Why do we use copy and swap when using assignment operator?

Question

I have a question about assignment operator when using copy-and-swap method.

String & operator = (String s) // the pass-by-value parameter serves as a temporary
{
   s.swap (*this); // Non-throwing swap
   return *this;
}// Old resources released when destructor of s is called.

Let's suppose we have a good copy constructor which deep-copy all the pointers and dynamic allocated variables.

Then, what's the difference between above code and below code?

String & operator = (String s) // the pass-by-value parameter serves as a temporary
{
   return s;
}

Since, we have a good copy constructor, I think another object, s, is created inside the operator= function.
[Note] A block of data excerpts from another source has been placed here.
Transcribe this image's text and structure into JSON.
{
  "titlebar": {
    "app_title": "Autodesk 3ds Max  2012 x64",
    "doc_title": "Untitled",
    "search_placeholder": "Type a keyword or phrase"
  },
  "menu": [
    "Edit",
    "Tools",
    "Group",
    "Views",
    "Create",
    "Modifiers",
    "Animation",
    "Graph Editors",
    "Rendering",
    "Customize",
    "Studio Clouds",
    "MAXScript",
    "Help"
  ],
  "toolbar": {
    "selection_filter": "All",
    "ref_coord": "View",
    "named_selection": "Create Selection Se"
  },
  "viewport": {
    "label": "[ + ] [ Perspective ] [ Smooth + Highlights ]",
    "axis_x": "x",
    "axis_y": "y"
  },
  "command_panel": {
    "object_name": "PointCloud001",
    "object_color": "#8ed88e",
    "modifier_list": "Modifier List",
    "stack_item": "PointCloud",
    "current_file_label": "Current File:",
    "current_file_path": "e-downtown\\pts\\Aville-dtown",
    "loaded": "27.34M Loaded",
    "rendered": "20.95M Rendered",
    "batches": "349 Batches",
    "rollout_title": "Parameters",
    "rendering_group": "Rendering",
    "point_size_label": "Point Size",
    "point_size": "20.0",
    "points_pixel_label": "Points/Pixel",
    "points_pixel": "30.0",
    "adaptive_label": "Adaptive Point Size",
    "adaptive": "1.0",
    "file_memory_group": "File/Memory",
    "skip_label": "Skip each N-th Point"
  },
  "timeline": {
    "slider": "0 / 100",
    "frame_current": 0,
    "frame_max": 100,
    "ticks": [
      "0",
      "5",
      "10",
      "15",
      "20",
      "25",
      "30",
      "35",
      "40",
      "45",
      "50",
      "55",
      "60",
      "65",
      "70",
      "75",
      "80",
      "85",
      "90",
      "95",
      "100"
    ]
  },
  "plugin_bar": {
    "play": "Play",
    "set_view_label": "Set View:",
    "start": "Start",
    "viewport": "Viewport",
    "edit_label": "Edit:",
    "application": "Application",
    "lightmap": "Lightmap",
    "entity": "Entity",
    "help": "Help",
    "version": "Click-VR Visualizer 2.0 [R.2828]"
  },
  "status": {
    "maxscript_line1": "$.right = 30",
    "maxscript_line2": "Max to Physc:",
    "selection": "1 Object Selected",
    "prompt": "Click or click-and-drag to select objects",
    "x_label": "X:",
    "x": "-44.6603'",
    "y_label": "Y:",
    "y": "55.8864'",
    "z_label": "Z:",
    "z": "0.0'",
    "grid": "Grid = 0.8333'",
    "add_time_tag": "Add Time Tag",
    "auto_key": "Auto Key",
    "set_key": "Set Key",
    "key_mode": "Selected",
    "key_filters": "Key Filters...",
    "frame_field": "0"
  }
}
So, what's the point of using non-throwing swap function?

Answer 1

The main difference is that the 2nd operator= doesn't change the current object (ie *this ) at all.

String a, b;
b = a; // b is not changed at all

And note the 2nd operator= is returning s (which will be destroyed when get out of the function) by reference, so it'll be just a dangled reference.

---

To be more general, we use copy & swap idiom to provide strong exception safety guarantee, which is something like commit-or-rollback semantics; If an operation terminates because of an exception, program state will remain unchanged.
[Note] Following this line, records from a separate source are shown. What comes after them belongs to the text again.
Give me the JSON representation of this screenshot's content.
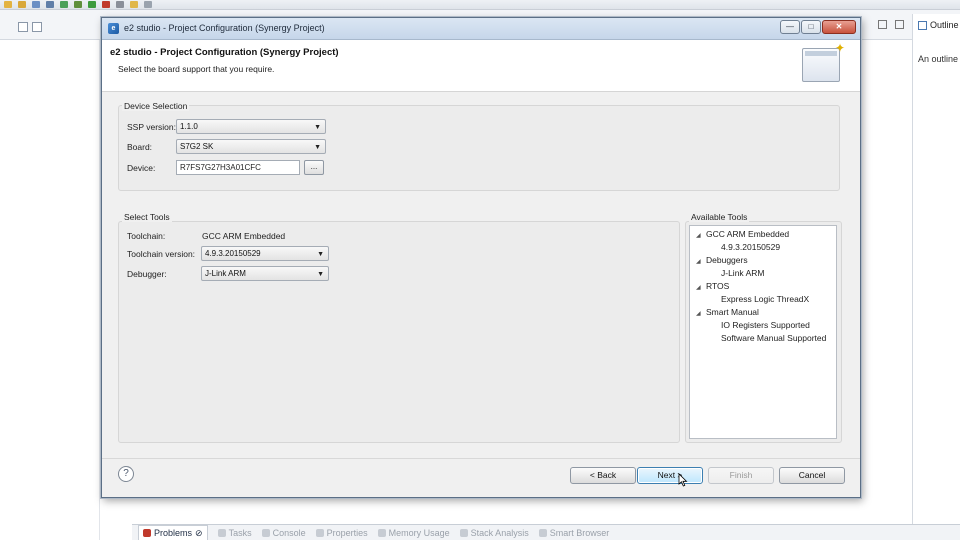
{
  "ide": {
    "outline_tab_label": "Outline",
    "outline_text": "An outline",
    "bottom_tabs": [
      {
        "label": "Problems",
        "suffix": "⊘"
      },
      {
        "label": "Tasks"
      },
      {
        "label": "Console"
      },
      {
        "label": "Properties"
      },
      {
        "label": "Memory Usage"
      },
      {
        "label": "Stack Analysis"
      },
      {
        "label": "Smart Browser"
      }
    ]
  },
  "dialog": {
    "window_title": "e2 studio - Project Configuration  (Synergy Project)",
    "header_title": "e2 studio - Project Configuration  (Synergy Project)",
    "header_description": "Select the board support that you require.",
    "device_selection": {
      "group_label": "Device Selection",
      "ssp_version_label": "SSP version:",
      "ssp_version_value": "1.1.0",
      "board_label": "Board:",
      "board_value": "S7G2 SK",
      "device_label": "Device:",
      "device_value": "R7FS7G27H3A01CFC",
      "browse_label": "..."
    },
    "select_tools": {
      "group_label": "Select Tools",
      "toolchain_label": "Toolchain:",
      "toolchain_value": "GCC ARM Embedded",
      "toolchain_version_label": "Toolchain version:",
      "toolchain_version_value": "4.9.3.20150529",
      "debugger_label": "Debugger:",
      "debugger_value": "J-Link ARM"
    },
    "available_tools": {
      "group_label": "Available Tools",
      "nodes": [
        {
          "label": "GCC ARM Embedded",
          "children": [
            "4.9.3.20150529"
          ]
        },
        {
          "label": "Debuggers",
          "children": [
            "J-Link ARM"
          ]
        },
        {
          "label": "RTOS",
          "children": [
            "Express Logic ThreadX"
          ]
        },
        {
          "label": "Smart Manual",
          "children": [
            "IO Registers Supported",
            "Software Manual Supported"
          ]
        }
      ]
    },
    "buttons": {
      "help": "?",
      "back": "< Back",
      "next": "Next >",
      "finish": "Finish",
      "cancel": "Cancel"
    }
  }
}
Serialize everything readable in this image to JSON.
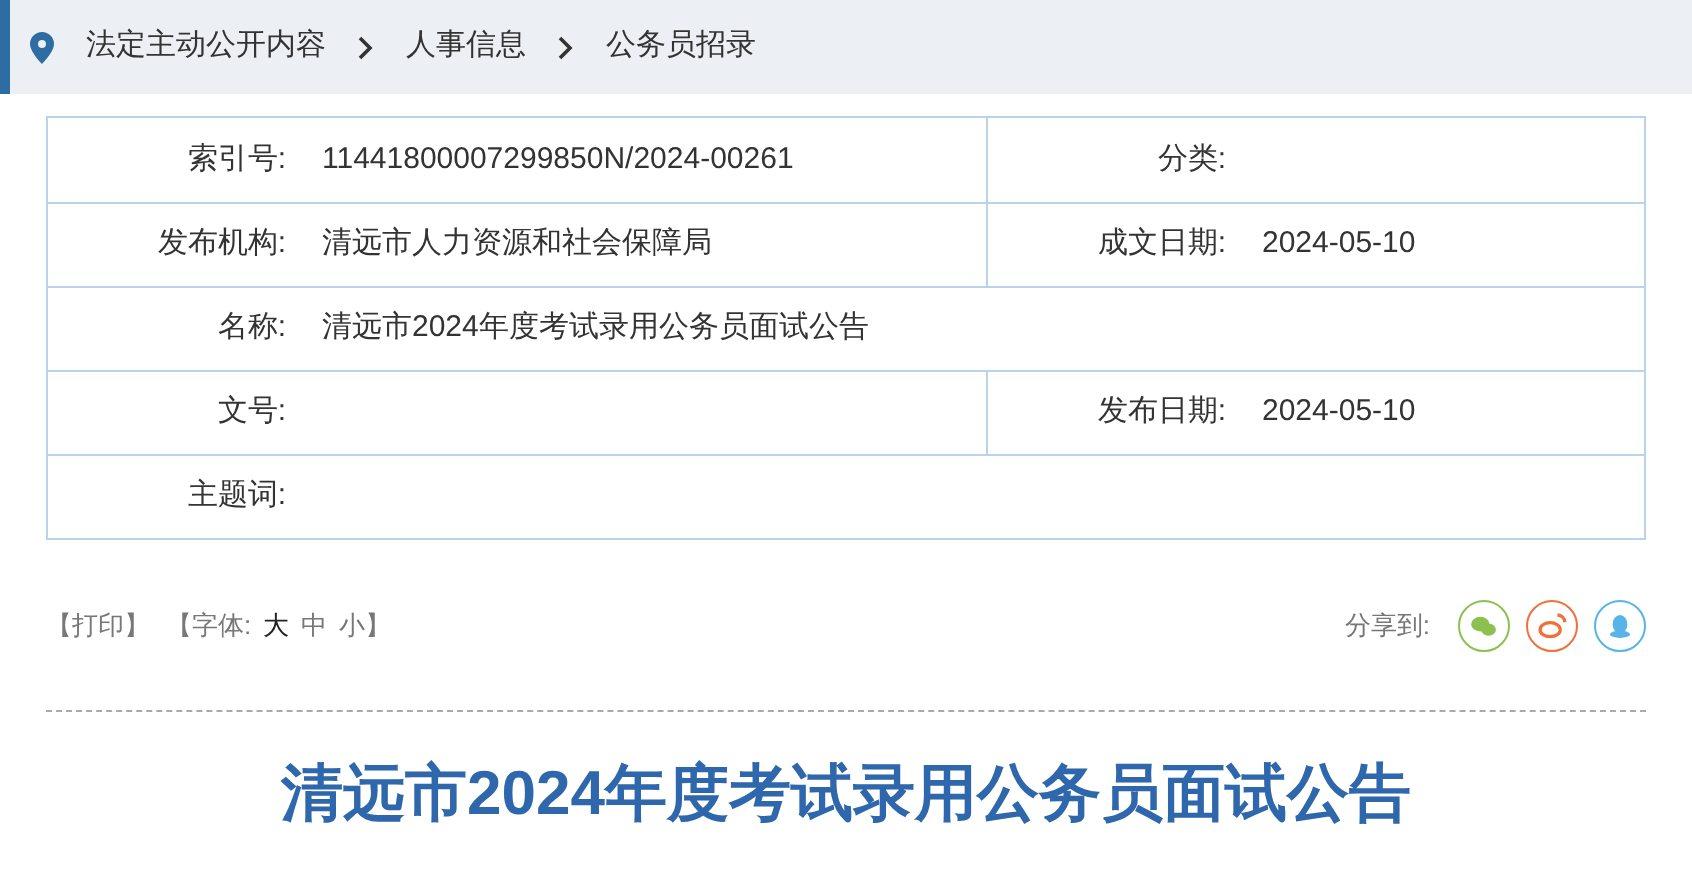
{
  "breadcrumb": [
    "法定主动公开内容",
    "人事信息",
    "公务员招录"
  ],
  "info_rows": [
    {
      "cells": [
        {
          "label": "索引号:",
          "value": "11441800007299850N/2024-00261"
        },
        {
          "label": "分类:"
        }
      ]
    },
    {
      "cells": [
        {
          "label": "发布机构:",
          "value": "清远市人力资源和社会保障局"
        },
        {
          "label": "成文日期:",
          "value": "2024-05-10"
        }
      ]
    },
    {
      "cells": [
        {
          "label": "名称:",
          "value": "清远市2024年度考试录用公务员面试公告"
        }
      ]
    },
    {
      "cells": [
        {
          "label": "文号:"
        },
        {
          "label": "发布日期:",
          "value": "2024-05-10"
        }
      ]
    },
    {
      "cells": [
        {
          "label": "主题词:"
        }
      ]
    }
  ],
  "print_link": "【打印】",
  "font_label": "【字体:",
  "font_sizes": [
    {
      "label": "大",
      "selected": true
    },
    {
      "label": "中",
      "selected": false
    },
    {
      "label": "小",
      "selected": false
    }
  ],
  "font_close": "】",
  "share_label": "分享到:",
  "share_buttons": [
    {
      "kind": "wechat",
      "color": "#8cc152"
    },
    {
      "kind": "weibo",
      "color": "#f0703c"
    },
    {
      "kind": "qq",
      "color": "#58b4e8"
    }
  ],
  "article_title": "清远市2024年度考试录用公务员面试公告"
}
String & operator = (String s) // Copy construct s. If exception happens here, 
                               // s won't be constructed, 
                               // and the state of the current object (*this) won't be changed
{
   s.swap (*this);             // Use non-throwing swap to commit the change
   return *this;               // Non-throwing operation
}

Answer 2

区别在于，在第二个代码块中，您将创建String对象的副本s ，返回对其的引用，然后该副本在作用域出口处被破坏，这将导致程序具有未定义的行为。

Answer 3

There are several main differences:

An assignment operator should return *this (and almost always does). This is what makes chaining assignments possible.

String s1, s2, s3;
s1 = s2 = s3; // Now all strings ave the same value.

Instead, you return a reference to a local variable. It then becomes a dangling reference, since it doesn't point to a valid memory location.

Also, the assignment operator must change the assigned object, which doesn't happen in your code.

And finally, why do we need the non-throwing swap at all? Let's assume your assignment operator throws an exception. What is the state of the assigned object after the failed assignment?

Some implementations might cause the object to be in an invalid state, since the exception was thrown in the middle of changing it.

This is where the swap comes in. Since, the swap never throws, we can be sure the assigned object is in a valid state. If an exception is thrown before the swap, the object still has its old value, and if it was after the swap, the object has its new value.